Some further thoughts and observations - and I'm kind of thinking aloud here, so apologies if any of this is wrong or obvious. Probably much of it you've already figured, but it doesn't hurt to spell it all out in detail:
In the early game, you need loads and loads of minerals. So you have to build loads of mining stations and/or mines. These cost energy in upkeep, so suddenly you have a huge demand for energy in order to feed your mine-building. Energy resource locations seem to pop up at most at the same frequency as mineral deposits (in my experience actually significantly less often, but possibly that's just Sod's Law), all of the mines cost you upkeep in energy, and you only need the energy for that upkeep whereas you need minerals in order to build any of the mines, and all of that together seems to mean that unless you're either very clever or very lucky, in the early-mid game, you'll be desparately struggling to break-even in energy as you amass a steadily growing surplus of minerals.

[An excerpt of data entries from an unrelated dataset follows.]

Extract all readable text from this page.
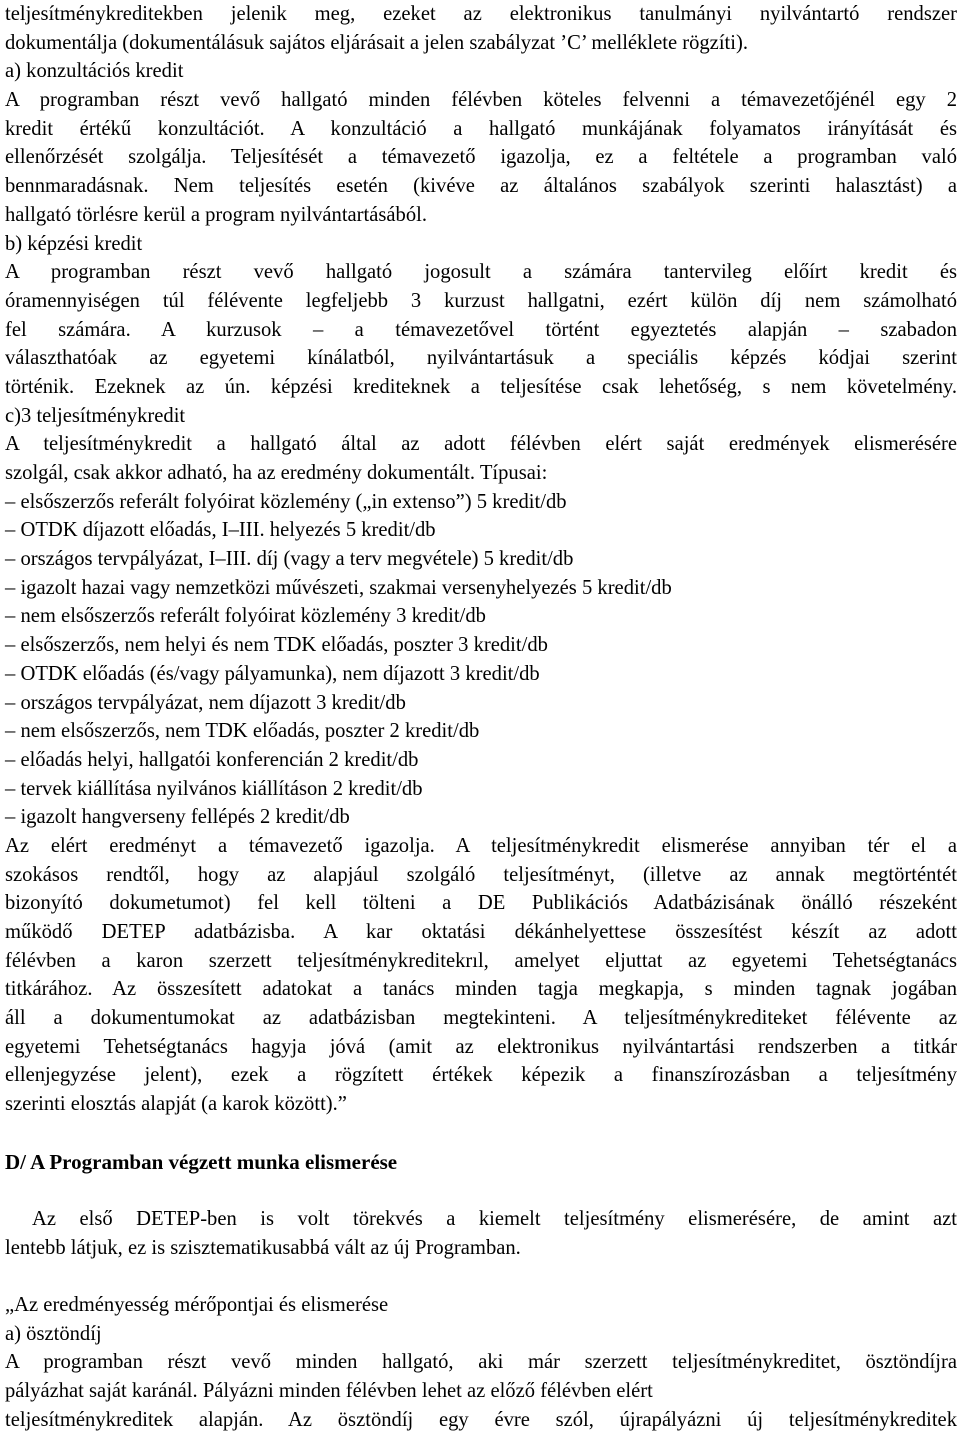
teljesítménykreditekben jelenik meg, ezeket az elektronikus tanulmányi nyilvántartó rendszer
dokumentálja (dokumentálásuk sajátos eljárásait a jelen szabályzat ’C’ melléklete rögzíti).
a) konzultációs kredit
A programban részt vevő hallgató minden félévben köteles felvenni a témavezetőjénél egy 2
kredit értékű konzultációt. A konzultáció a hallgató munkájának folyamatos irányítását és
ellenőrzését szolgálja. Teljesítését a témavezető igazolja, ez a feltétele a programban való
bennmaradásnak. Nem teljesítés esetén (kivéve az általános szabályok szerinti halasztást) a
hallgató törlésre kerül a program nyilvántartásából.
b) képzési kredit
A programban részt vevő hallgató jogosult a számára tantervileg előírt kredit és
óramennyiségen túl félévente legfeljebb 3 kurzust hallgatni, ezért külön díj nem számolható
fel számára. A kurzusok – a témavezetővel történt egyeztetés alapján – szabadon
választhatóak az egyetemi kínálatból, nyilvántartásuk a speciális képzés kódjai szerint
történik. Ezeknek az ún. képzési krediteknek a teljesítése csak lehetőség, s nem követelmény.
c)3 teljesítménykredit
A teljesítménykredit a hallgató által az adott félévben elért saját eredmények elismerésére
szolgál, csak akkor adható, ha az eredmény dokumentált. Típusai:
– elsőszerzős referált folyóirat közlemény („in extenso”) 5 kredit/db
– OTDK díjazott előadás, I–III. helyezés 5 kredit/db
– országos tervpályázat, I–III. díj (vagy a terv megvétele) 5 kredit/db
– igazolt hazai vagy nemzetközi művészeti, szakmai versenyhelyezés 5 kredit/db
– nem elsőszerzős referált folyóirat közlemény 3 kredit/db
– elsőszerzős, nem helyi és nem TDK előadás, poszter 3 kredit/db
– OTDK előadás (és/vagy pályamunka), nem díjazott 3 kredit/db
– országos tervpályázat, nem díjazott 3 kredit/db
– nem elsőszerzős, nem TDK előadás, poszter 2 kredit/db
– előadás helyi, hallgatói konferencián 2 kredit/db
– tervek kiállítása nyilvános kiállításon 2 kredit/db
– igazolt hangverseny fellépés 2 kredit/db
Az elért eredményt a témavezető igazolja. A teljesítménykredit elismerése annyiban tér el a
szokásos rendtől, hogy az alapjául szolgáló teljesítményt, (illetve az annak megtörténtét
bizonyító dokumetumot) fel kell tölteni a DE Publikációs Adatbázisának önálló részeként
működő DETEP adatbázisba. A kar oktatási dékánhelyettese összesítést készít az adott
félévben a karon szerzett teljesítménykreditekrıl, amelyet eljuttat az egyetemi Tehetségtanács
titkárához. Az összesített adatokat a tanács minden tagja megkapja, s minden tagnak jogában
áll a dokumentumokat az adatbázisban megtekinteni. A teljesítménykrediteket félévente az
egyetemi Tehetségtanács hagyja jóvá (amit az elektronikus nyilvántartási rendszerben a titkár
ellenjegyzése jelent), ezek a rögzített értékek képezik a finanszírozásban a teljesítmény
szerinti elosztás alapját (a karok között).”
D/ A Programban végzett munka elismerése
Az első DETEP-ben is volt törekvés a kiemelt teljesítmény elismerésére, de amint azt
lentebb látjuk, ez is szisztematikusabbá vált az új Programban.
„Az eredményesség mérőpontjai és elismerése
a) ösztöndíj
A programban részt vevő minden hallgató, aki már szerzett teljesítménykreditet, ösztöndíjra
pályázhat saját karánál. Pályázni minden félévben lehet az előző félévben elért
teljesítménykreditek alapján. Az ösztöndíj egy évre szól, újrapályázni új teljesítménykreditek
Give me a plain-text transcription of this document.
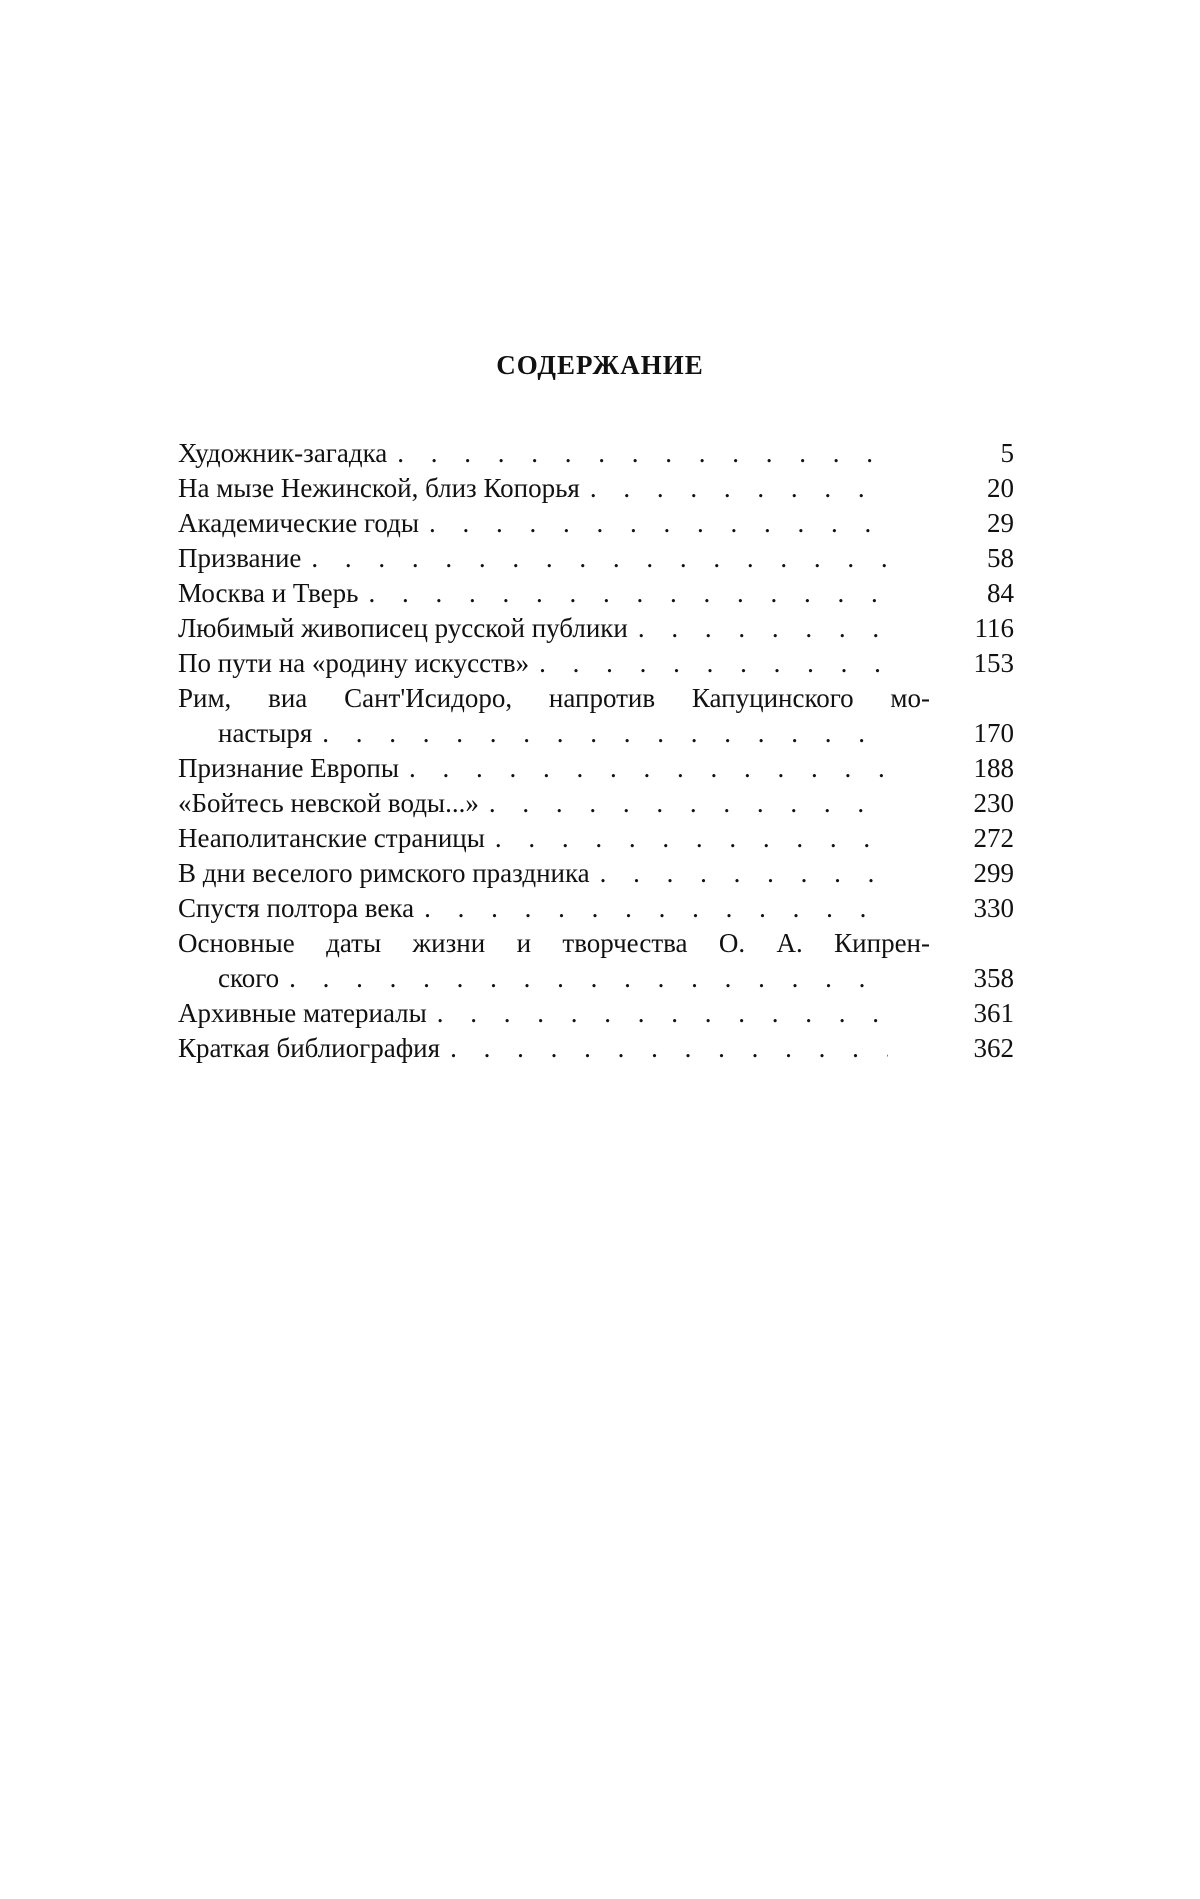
СОДЕРЖАНИЕ
Художник-загадка . . .	5
На мызе Нежинской, близ Копорья . . .	20
Академические годы . . .	29
Призвание . . .	58
Москва и Тверь . . .	84
Любимый живописец русской публики . . .	116
По пути на «родину искусств» . . .	153
Рим, виа Сант'Исидоро, напротив Капуцинского мо-
настыря . . .	170
Признание Европы . . .	188
«Бойтесь невской воды...» . . .	230
Неаполитанские страницы . . .	272
В дни веселого римского праздника . . .	299
Спустя полтора века . . .	330
Основные даты жизни и творчества О. А. Кипрен-
ского . . .	358
Архивные материалы . . .	361
Краткая библиография . . .	362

Eventually you'll have built all the mineral mining stations possible and gotten a fair amount of planetary infrastructure, so unless you go on a big fleet-building exercise (which to my mind is what you do with your profits, rather than part of your standard overhead) your need for energy credits will stabilise, and finally at this point, if your colonisation/territorial expansion has gone well, you'll be able to gradually achieve a decent energy income. In my experience this is mainly through spamming power plants on my colonies, which should have grown nicely by now. Unfortunately, because you at first seem to have such a desparate and insatiable need for more energy, and because there's often a significant lag between ordering capacity and having it come online, it won't be long before you suddenly have far more energy than you know what to do with.
And until you unlock terraforming in the mid-late game, you have pretty much nothing to spend it on, besides indulgent diplomatic deals, but even then it can be a struggle to dispose of your surplus. At this stage it seems extremely easy to reach your energy cap. Making extensive use of robots can help, but sometimes that isn't enough, and some civs won't even have access to them.
You now have plenty of (or too much) energy, you can support a large fleet maintenance cost, so now you want to start churning out fleets and want more minerals. But you've already built all the mining stations you can, so your only options are conquest and fine-tuning your ratio of power plants to mines on your planets. In my experience, in large empires, your credit income can start to swing quite wildly at this point depending on what your sectors are doing - the sector AI seems pretty erratic to me, but maybe I'm just not microing enough (although doesn't that defeat the purpose of the sector AI?). It also seems unbalanced the way that temporarily going over your cap (e.g. to nurse a new colony before handing it over to the sector governor), can have a dramatic effect on your income, swinging you sometimes from a huge surplus into deficit - only avoidable by wasting influence doing micro-intensive gymnastics swapping things back and forth into and out of sectors.
Now possibly my experience or my playstyle aren't typical, but if they are...that's looking to me like a fairly dysfunctional economic system - lurching desparately from one scarcity to another and then suddenly to a superabundance you can't even make any use of, and then back to mineral scarcity with few options to resolve it.
Honestly, my worry is that the flaw's a fundamental one rather than a question of tweaking the balancing, and to do with the very fact that you have one resource which is all fixed costs with no variable (besides terraforming which is lategame-ish and extortionately expensive (plus, as you noted, the strategic resources for it can be impossible to find)) and the other being all variable and no fixed costs. Unfortunately I think that's as far as my intuition can go without having to do some equations or draw a diagram or something. I also worry that the conflation of 'energy' as a resource, and the 'energy credit' as a unit of currency is causing a huge conceptual, thematic and economic mess.
Phew...that ended up a lot longer than I'd planned. Hope I'm not barking up the wrong tree with all of this!
The other thought I had, which is somewhat tangential to all that, and which I'm not certain where directly to go with, but: is one of the issues the fact that mining station output seems pretty much fixed, and afaik isn't modified either by any tech or by any of the ideological/governmental/racial bonuses? Was coming up a lot in another thread about ethic/government/trait balance (
https://forum.paradoxplaza.com/foru...uide-to-ethics-traits-and-governments.926557/ ). Not certain if there's an easy answer to that which avoids causing more problems than it solves, but it's probably worth thinking about.
Sorry for the wall of text. Hope some of it is helpful! Didn't add anything about influence because probably all the issues with it are all just too plain and obvious.